After its brief preface, the film fast-forwards several years to reveal a fully-grown Nam-Yi (Hae-il Park) and Ja-In (Moon Chae-Won), who have grown up in the village they fled to after their father’s murder. Ja-In is to marry her childhood sweetheart, the loveable Seo-Goon (Mu-Yeol Kim), but on their wedding day the village is invaded by Manchurian soldiers. After the horrific massacre led by Prince Dorgon (Gi-woong Park), the surviving villagers are captured and dragged away as slaves, including the newly-weds. This is where the main body of the film begins; Nam-Yi takes up his inherited bow and vows to rescue his sister from the enemy’s clutches.

Ja-In is also skilled with a bow

What follows is a thrilling battle of wit and skill, predominantly between Nam-Yi and Jyu Shin-Ta (Seung-yong Ryoo), Prince Dorgon‘s right hand man. There are some truly remarkable fight scenes, in particular those which showcase Nam-Yi‘s penchant for archery, and though the formula is recycled (taut bow for dramatic tension, following the whistling arrow on its course and seeing it pierce a head or a neck), the creativity that comes with each kill stops it from becoming boring. This is historical action at its best: brutal, artistic and steeped in history.

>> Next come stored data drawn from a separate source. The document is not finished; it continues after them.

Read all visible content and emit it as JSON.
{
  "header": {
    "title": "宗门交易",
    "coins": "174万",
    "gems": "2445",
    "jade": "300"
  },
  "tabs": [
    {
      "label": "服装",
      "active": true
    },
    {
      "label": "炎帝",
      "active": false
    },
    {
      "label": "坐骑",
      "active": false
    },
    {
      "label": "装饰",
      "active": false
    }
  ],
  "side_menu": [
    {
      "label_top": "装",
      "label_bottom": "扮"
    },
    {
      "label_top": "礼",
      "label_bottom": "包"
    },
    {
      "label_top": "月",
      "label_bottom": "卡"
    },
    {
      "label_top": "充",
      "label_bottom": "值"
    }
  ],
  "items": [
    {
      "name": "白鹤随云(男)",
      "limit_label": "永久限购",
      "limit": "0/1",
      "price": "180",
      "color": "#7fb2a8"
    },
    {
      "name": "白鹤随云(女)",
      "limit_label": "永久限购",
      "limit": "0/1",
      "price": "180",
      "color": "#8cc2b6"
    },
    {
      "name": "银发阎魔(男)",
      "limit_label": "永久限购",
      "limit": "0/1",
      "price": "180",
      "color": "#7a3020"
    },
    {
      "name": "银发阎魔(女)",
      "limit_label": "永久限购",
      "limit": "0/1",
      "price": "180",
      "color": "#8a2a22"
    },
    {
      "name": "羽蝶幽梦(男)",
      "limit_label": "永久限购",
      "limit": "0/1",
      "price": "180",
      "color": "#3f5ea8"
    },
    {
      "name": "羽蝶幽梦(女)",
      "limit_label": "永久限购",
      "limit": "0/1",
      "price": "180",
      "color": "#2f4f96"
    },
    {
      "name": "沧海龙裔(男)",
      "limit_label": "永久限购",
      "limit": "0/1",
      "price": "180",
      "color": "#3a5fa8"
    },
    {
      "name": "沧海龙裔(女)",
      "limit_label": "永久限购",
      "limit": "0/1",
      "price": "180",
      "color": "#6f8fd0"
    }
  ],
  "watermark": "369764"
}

However, the film barely extends beyond such action and its second half is basically one long chase scene. While still exciting, one can’t help but feel there is a definite imbalance here. A beneficial solution would be to shave off some minutes from the extensive game of cat-and-mouse between Nam-Yi and the Manchurians, and to lend more time to the characters’ development. There are some wonderful moments towards the start, such as Nam-Yi getting drunk and throwing up all over Seo-Goon, or getting into a comical scrap with his friends Gang-du and Gap-Yong (Gu-taek Kim and Han-wi Lee respectively), and it is a shame that these relationships aren’t explored in greater depth. 

Nevertheless, this recent release is an electrifying action film and a must-see for any fan of Asian cinema.